Deploy without touching a terminal.
Self-hosting Hermes requires provisioning a VPS, installing Docker, configuring Caddy or Nginx, managing environment variables, and maintaining everything when it breaks. Most developers spend a full weekend on it.
Hermes OS takes all of that away. The entire infrastructure layer — server provisioning, container runtime, networking, SSL, monitoring — is handled before you sign in.
What self-hosting actually requires
To run Hermes Agent on your own VPS, you need a server running Linux (Ubuntu 22.04 or 24.04 is recommended), Docker and Docker Compose installed and configured, a domain name with DNS pointed at the server, a reverse proxy (Caddy or Nginx) configured for SSL termination, and environment variables correctly set across a ~30-variable `.env` file.
You also need a backup strategy for the persistent memory volume, monitoring so you know when the container crashes, and a restart policy so the agent comes back up after reboots. None of this is extraordinarily difficult if you know Linux, but it is a full afternoon of work minimum, and it is ongoing — each major Hermes update potentially requires migration steps, dependency updates, or config changes.
When it breaks at midnight because the Docker daemon failed or the SSL certificate did not auto-renew, you are the one who fixes it.
What Hermes OS handles instead
Server provisioning is automatic. When you sign up, a dedicated compute instance is allocated in your chosen region within 90 seconds. The Hermes Agent container, configured and tested for stability, is already running. You do not select an OS, configure SSH keys, or install anything.
Networking and SSL are handled. Your agent's web interface is accessible over HTTPS at your Hermes OS subdomain immediately. Bringing a custom domain takes two DNS records and about 15 minutes — no Nginx config files.
Monitoring runs in the background. If the agent process crashes, the container restarts automatically. If the host has a hardware issue, your instance migrates. You get notified and do not have to respond at 2am.
Updates are managed. When Nous Research ships a new Hermes Agent version, we test it, stage it, and apply your update during your configured maintenance window. Your memory and configuration migrate forward automatically.
The sign-up to running agent flow
Create an account and choose a plan. Infrastructure provisions automatically during signup — you will see a status indicator as your instance comes up, typically 60-90 seconds.
Go to the Keys section and paste your AI provider API key (Anthropic, OpenAI, or an OpenRouter key). This is the only credential you need to configure.
Optionally set up your agent's system prompt to tell it who you are and what you want it to do. This can be done at any time — the agent runs with sensible defaults immediately.
That is the full setup. The agent is live and accessible from the dashboard. Scheduled tasks, integrations, and additional configuration happen in the UI without touching a config file.

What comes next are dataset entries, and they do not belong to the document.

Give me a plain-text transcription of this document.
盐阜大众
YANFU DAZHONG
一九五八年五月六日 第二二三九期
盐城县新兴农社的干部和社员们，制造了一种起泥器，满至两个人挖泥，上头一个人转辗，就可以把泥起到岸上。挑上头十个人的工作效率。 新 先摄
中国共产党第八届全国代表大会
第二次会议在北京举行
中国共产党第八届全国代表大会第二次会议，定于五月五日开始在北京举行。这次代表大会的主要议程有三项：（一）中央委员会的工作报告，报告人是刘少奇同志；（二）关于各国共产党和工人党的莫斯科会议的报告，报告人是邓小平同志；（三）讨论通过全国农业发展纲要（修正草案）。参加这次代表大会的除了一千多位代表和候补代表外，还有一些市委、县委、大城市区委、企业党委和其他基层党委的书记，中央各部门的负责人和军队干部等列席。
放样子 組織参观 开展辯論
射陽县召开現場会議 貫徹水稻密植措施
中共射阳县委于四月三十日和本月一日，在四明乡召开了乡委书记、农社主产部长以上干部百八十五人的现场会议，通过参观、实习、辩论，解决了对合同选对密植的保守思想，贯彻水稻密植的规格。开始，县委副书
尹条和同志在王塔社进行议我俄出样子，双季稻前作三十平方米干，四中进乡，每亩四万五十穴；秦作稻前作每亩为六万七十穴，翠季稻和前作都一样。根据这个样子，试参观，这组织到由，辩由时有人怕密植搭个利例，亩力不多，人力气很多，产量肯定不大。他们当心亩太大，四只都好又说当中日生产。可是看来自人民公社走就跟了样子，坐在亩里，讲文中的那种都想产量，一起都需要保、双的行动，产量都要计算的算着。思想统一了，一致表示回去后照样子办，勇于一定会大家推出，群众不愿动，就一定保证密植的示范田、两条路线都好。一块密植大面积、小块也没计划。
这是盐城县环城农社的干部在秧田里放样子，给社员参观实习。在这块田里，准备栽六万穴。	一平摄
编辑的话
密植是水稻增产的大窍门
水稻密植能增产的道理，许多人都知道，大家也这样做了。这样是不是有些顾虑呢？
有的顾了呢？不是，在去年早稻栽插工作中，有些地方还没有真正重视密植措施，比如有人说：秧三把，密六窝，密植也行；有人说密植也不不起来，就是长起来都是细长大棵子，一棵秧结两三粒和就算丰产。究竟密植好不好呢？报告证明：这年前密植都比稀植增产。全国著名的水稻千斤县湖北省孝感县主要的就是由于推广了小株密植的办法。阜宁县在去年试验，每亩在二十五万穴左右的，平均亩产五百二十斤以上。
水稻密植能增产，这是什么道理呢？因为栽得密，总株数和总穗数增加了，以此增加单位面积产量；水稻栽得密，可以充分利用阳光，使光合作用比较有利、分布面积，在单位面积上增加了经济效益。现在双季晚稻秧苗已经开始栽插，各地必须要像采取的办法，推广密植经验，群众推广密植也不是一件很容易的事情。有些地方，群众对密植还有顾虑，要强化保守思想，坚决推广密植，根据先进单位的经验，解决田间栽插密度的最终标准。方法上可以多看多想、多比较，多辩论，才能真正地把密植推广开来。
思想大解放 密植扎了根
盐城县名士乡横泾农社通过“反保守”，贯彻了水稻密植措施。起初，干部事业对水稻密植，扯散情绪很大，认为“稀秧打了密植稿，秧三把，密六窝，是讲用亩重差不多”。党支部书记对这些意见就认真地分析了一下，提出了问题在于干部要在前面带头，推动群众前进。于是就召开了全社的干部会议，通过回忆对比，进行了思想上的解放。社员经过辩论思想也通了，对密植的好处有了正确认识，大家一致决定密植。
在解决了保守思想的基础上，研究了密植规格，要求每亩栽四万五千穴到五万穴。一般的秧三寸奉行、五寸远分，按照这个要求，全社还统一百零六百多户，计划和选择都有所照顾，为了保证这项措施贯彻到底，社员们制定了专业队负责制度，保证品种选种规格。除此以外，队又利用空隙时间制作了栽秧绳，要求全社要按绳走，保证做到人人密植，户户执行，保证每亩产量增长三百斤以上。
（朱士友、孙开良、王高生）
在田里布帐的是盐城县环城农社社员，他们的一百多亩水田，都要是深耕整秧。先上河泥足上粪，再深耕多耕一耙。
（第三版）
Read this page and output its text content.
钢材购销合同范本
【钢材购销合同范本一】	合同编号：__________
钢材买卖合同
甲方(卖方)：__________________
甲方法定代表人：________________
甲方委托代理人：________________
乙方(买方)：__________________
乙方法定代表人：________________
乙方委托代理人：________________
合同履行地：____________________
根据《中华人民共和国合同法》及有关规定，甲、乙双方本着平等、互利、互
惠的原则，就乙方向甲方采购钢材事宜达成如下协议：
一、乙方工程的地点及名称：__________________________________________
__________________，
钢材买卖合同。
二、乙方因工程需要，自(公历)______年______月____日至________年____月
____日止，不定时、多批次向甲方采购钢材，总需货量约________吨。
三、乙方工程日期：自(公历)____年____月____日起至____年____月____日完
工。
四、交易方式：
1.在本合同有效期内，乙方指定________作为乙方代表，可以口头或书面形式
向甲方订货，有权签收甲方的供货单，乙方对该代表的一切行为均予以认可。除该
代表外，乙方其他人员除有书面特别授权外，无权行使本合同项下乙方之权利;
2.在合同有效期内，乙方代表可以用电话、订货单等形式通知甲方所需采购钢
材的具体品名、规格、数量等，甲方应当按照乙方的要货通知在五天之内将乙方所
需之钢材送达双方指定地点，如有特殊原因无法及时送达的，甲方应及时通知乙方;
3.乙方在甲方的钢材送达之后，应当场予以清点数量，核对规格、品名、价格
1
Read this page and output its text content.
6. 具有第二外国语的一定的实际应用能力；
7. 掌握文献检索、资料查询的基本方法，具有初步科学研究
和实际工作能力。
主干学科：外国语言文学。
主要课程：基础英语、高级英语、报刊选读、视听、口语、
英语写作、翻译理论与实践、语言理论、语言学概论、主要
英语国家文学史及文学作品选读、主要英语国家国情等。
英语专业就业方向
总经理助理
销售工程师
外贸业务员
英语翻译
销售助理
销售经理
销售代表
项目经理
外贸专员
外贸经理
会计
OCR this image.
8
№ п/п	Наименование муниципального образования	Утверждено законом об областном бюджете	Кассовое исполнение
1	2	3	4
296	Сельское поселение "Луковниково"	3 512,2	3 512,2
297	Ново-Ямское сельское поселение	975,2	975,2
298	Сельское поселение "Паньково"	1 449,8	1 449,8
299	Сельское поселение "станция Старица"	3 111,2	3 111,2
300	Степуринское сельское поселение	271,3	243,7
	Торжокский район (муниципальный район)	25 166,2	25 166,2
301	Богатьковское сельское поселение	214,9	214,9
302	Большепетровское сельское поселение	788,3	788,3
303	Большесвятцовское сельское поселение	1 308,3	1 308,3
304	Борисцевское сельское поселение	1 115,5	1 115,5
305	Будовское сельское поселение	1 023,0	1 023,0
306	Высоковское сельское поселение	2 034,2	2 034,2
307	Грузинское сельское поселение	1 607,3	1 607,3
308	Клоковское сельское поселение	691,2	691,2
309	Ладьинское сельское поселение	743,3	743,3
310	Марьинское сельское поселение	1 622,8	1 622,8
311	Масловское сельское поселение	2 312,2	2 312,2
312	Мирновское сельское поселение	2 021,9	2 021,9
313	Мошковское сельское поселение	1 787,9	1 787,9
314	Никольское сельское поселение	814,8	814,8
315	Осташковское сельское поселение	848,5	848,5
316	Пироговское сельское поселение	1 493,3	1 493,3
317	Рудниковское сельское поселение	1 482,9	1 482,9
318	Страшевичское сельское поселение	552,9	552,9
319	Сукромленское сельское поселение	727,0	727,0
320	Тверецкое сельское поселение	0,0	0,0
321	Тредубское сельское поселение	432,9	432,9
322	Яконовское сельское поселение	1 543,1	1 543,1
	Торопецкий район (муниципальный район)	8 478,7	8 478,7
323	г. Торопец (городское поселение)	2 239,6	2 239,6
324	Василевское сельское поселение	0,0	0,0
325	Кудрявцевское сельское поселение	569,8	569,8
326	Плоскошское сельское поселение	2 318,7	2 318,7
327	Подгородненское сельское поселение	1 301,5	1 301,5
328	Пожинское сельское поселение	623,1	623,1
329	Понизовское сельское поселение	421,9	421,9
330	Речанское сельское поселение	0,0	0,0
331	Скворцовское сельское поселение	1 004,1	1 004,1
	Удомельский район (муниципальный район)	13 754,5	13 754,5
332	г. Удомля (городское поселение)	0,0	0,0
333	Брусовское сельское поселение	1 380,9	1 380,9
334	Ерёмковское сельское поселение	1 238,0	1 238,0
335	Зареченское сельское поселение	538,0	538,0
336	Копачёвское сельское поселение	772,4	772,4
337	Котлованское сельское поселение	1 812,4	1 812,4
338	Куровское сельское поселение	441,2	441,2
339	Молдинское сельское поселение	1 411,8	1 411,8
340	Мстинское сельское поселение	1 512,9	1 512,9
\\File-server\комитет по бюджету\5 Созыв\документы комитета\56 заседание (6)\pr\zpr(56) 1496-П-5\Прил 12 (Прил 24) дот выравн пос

For users who do want terminal access
If you want to inspect the container, add custom tools, or configure something not exposed in the UI, the dashboard exposes log viewing, the agent's tool directory, and a container shell — without managing your own SSH keys or sshd.
This is opt-in. You do not need it to use the platform, and enabling it does not change anything about the standard managed behavior. It is there for users who want the managed hosting baseline but also want escape hatches to the infrastructure.
- No VPS to provision or maintain
- No Docker, Compose, or container management
- No Nginx, Caddy, or reverse proxy configuration
- No SSL certificate management
- Automatic container restarts and health monitoring
- Updates applied without breaking your configuration
- From signup to running agent in under 5 minutes
- Dashboard escape hatches: log viewer, tool directory, container shell
Do I need any technical knowledge to use Hermes OS?
Basic familiarity with AI tools is enough. You do not need Docker, Linux, or networking knowledge. The sign-up flow walks you through everything.
What if I want to customize the underlying container config?
Advanced users can access container configuration, the agent's tool directory, and a container shell through the dashboard. You are not locked out — we just do not require it.
Is Hermes OS just a VPS with a UI wrapper?
No. Hermes OS is purpose-built managed infrastructure for Hermes agents: pre-configured container runtime, pre-installed browser automation, automatic memory backup, managed updates, and a dashboard purpose-built for Hermes. A generic VPS does none of this for you.
What region is my server in?
At signup you choose from US East, US West, EU Central, and EU West. Agent latency to AI provider APIs is optimized based on region choice.
What happens if Hermes releases an update that breaks my configuration?
We test all Hermes updates before rolling them out and document breaking changes. If an update conflicts with your configuration, you are notified before it applies and given a window to review.